The province of Alberta in Canada is named after Princess Louise Caroline Alberta, the sixth child and fourth daughter of Queen Victoria and Prince Albert, and wife of John Campbell, Marquess of Lorne, Governor General of Canada (1878–83). Although the name “Louise” was originally planned, the princess wished to honor her dead father, so the last of her given names was chosen. Lake Louise in Alberta is also named after her, as is Mount Alberta.
Queen Victoria once complained that Prime Minister William Gladstone, a liberal with whom she did not often see eye to eye politically, “addresses me as if I were a public meeting.”
Victoria is the only city name that occurs in US, Canada and Mexico. The capital of British Columbia is the only one named for the queen. Ciudad Victoria is the capital of Tamaulips, named after Guadalupe Victoria, the first president of Mexico. So was Victoria Texas, a city of 70,000, which was in Mexico at the time of its first settlement.
Gladstone OR US is a city located in Clackamas County.
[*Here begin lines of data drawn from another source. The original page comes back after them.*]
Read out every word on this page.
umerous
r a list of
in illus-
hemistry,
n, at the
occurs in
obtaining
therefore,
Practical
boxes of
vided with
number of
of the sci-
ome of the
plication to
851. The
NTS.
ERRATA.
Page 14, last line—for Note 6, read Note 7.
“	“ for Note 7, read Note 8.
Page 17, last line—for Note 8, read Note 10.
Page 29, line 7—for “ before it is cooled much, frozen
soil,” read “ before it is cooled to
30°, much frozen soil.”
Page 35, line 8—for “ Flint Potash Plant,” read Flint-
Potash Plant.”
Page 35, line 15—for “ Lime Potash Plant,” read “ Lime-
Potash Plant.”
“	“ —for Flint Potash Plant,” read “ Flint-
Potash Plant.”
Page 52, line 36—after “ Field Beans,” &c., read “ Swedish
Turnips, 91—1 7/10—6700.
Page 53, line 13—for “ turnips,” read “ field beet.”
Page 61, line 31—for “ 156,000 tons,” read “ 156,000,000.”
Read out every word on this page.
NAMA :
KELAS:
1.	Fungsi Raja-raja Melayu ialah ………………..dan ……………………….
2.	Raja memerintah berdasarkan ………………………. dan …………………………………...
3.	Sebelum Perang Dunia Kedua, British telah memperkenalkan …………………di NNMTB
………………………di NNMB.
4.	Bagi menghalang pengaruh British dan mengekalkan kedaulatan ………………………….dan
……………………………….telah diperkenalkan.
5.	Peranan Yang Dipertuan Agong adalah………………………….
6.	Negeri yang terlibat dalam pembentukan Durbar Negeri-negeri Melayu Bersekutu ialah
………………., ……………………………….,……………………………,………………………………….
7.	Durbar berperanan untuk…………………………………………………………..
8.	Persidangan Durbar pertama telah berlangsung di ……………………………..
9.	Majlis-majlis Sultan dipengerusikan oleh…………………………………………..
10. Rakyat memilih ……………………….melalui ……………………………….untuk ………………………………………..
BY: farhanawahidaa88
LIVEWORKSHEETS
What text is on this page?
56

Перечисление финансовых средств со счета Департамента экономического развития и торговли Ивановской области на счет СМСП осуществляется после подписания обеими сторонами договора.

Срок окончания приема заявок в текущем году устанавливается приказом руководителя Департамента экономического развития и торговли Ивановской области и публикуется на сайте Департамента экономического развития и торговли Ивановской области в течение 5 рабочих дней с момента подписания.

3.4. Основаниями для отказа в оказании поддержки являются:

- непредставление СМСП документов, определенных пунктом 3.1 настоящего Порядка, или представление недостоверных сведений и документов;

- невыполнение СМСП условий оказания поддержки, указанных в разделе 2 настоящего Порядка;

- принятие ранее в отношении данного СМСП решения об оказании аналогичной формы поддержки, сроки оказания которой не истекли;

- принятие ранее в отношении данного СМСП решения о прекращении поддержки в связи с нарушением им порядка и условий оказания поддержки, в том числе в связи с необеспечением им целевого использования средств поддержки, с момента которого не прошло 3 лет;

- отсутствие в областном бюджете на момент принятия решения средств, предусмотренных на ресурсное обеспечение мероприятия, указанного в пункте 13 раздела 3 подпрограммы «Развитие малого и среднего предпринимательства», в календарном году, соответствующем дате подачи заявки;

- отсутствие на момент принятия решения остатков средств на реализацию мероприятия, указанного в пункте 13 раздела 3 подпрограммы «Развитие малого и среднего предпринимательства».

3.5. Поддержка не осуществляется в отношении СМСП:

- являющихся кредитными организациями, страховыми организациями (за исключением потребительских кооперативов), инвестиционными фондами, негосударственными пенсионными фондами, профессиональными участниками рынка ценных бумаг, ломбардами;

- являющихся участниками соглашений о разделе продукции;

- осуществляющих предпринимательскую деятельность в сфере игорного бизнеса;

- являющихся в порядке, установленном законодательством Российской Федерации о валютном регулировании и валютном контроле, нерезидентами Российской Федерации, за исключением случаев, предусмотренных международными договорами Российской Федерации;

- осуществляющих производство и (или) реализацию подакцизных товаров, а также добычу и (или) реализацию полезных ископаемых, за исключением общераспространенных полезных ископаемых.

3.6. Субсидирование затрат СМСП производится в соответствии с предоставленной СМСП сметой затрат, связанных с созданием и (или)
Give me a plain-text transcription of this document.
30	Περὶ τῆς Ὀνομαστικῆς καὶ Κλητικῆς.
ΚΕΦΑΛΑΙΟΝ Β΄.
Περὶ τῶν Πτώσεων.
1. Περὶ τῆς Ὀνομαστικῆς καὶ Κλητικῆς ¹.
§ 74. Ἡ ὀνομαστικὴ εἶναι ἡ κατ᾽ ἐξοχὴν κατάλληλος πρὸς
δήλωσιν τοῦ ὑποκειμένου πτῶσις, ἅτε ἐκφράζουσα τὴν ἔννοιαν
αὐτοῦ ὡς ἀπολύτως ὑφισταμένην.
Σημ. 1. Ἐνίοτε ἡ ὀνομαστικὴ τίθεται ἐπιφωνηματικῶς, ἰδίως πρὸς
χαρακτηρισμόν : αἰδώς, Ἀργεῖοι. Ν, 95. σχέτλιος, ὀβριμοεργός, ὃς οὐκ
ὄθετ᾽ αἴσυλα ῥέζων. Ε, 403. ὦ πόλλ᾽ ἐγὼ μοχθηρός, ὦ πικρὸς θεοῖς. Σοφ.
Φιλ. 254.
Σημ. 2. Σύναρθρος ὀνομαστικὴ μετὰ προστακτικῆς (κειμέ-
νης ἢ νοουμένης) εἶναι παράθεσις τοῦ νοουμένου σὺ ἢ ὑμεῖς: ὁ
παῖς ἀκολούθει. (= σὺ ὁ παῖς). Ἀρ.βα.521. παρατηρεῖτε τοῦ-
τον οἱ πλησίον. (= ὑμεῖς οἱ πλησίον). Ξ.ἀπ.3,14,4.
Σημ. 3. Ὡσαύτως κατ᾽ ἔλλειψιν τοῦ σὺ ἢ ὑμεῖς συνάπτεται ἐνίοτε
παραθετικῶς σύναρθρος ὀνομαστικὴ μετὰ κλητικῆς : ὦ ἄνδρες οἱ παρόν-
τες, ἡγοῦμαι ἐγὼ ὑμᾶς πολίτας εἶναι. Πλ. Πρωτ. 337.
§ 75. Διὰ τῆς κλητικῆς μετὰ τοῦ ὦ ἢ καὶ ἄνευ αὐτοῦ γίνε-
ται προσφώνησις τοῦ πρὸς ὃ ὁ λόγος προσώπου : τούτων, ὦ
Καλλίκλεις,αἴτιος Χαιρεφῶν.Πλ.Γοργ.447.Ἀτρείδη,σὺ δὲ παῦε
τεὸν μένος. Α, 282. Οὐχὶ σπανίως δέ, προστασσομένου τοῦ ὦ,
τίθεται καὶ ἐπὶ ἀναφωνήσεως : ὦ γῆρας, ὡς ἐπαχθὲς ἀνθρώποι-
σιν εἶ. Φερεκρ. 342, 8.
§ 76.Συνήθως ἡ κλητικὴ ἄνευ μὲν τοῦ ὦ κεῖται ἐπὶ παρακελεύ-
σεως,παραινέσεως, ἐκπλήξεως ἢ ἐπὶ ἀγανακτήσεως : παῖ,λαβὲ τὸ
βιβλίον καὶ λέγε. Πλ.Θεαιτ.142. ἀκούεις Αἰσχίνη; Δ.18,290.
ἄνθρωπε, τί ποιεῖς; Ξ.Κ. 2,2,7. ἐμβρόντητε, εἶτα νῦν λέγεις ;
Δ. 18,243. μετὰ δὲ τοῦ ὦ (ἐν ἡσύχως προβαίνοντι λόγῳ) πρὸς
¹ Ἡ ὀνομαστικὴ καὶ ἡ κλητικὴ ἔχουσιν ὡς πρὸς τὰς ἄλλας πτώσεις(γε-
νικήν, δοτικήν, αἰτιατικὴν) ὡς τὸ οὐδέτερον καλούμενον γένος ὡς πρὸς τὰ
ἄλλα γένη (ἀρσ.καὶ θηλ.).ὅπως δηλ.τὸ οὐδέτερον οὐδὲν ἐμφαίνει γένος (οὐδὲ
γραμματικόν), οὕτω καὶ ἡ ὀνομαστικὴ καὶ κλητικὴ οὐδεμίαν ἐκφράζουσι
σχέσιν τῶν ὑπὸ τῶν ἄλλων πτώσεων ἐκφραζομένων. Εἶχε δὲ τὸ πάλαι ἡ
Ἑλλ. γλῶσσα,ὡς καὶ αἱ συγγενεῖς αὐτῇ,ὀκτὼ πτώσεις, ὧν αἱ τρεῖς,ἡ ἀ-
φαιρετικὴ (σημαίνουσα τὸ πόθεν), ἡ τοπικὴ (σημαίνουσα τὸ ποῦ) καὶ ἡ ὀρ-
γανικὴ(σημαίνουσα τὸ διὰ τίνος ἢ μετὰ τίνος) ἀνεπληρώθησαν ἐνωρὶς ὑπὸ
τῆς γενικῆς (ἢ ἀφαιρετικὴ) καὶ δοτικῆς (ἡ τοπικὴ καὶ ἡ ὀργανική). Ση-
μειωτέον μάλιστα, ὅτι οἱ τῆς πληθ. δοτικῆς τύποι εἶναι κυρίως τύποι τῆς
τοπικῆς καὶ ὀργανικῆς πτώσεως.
Actor Clifton James, who had roles in several James Bond films, as well as Cool Hand Luke, grew up in Gladstone, and he also died there as well.
Philip Morris, the founder of the tobacco company, had a boutique on Bond Street in London. In 1902 one of the greatest admirers of the company, King Albert of Belgium, presented the boutique with the title of the Royal Tobacconist. Morris tnen started marketing cigarettes under the name Old Bond Street.
The history of Gold Bond dates to 1882, when it was first developed by physicians of the Rhode Island State Medical Association. The formula was purchased by Arthur W. Guilford in 1908, who established the Gold Bond name and began making the product in Fairhaven, Massachusetts. The formula and rights were sold in 1912 to John M. Chapman of New Bedford, Massachusetts, who achieved greater brand recognition and distribution. Timothy F. Shea, who in 1930 joined what was then “The Gold Bond Sterilizing Powder Company”, eventually rose to general manager and treasurer, and later took over as sole owner. His son, Robert J. Shea, took over as president of the company in 1965.
Gold Bond products are now made by Chattem of Chattanooga, Tennessee, a subsidiary of the French pharmaceutical company Sanofi.
According to this list, Sanofi is the world’s 8th largest pharmaceutical company in terms of market cap. The top three are Johnson & Johnson, Novartis, and Merck.
There’s a whole list of the “strange coincidences” between Abraham Lincoln and John F. Kennedy, including the fact that Lincoln was succeeded by Andrew Johnson and Kennedy by Lyndon Johnson.
Abraham Lincoln’s only surviving son, Robert Todd Lincoln, attended the dedication of the Lincoln Memorial in Washington, D.C. in 1922. It was R.T. Lincoln’s last major public appearance; he died in 1926 at the age of 82.
Despite the line in the Brothers Four 1960 song “Blue Water Line” (then when old Abe Lincoln road with Todd upon his knee), this railroad at that time was a pure fabrication for the song. An actual Blue Water Line was established in Michigan in 1973.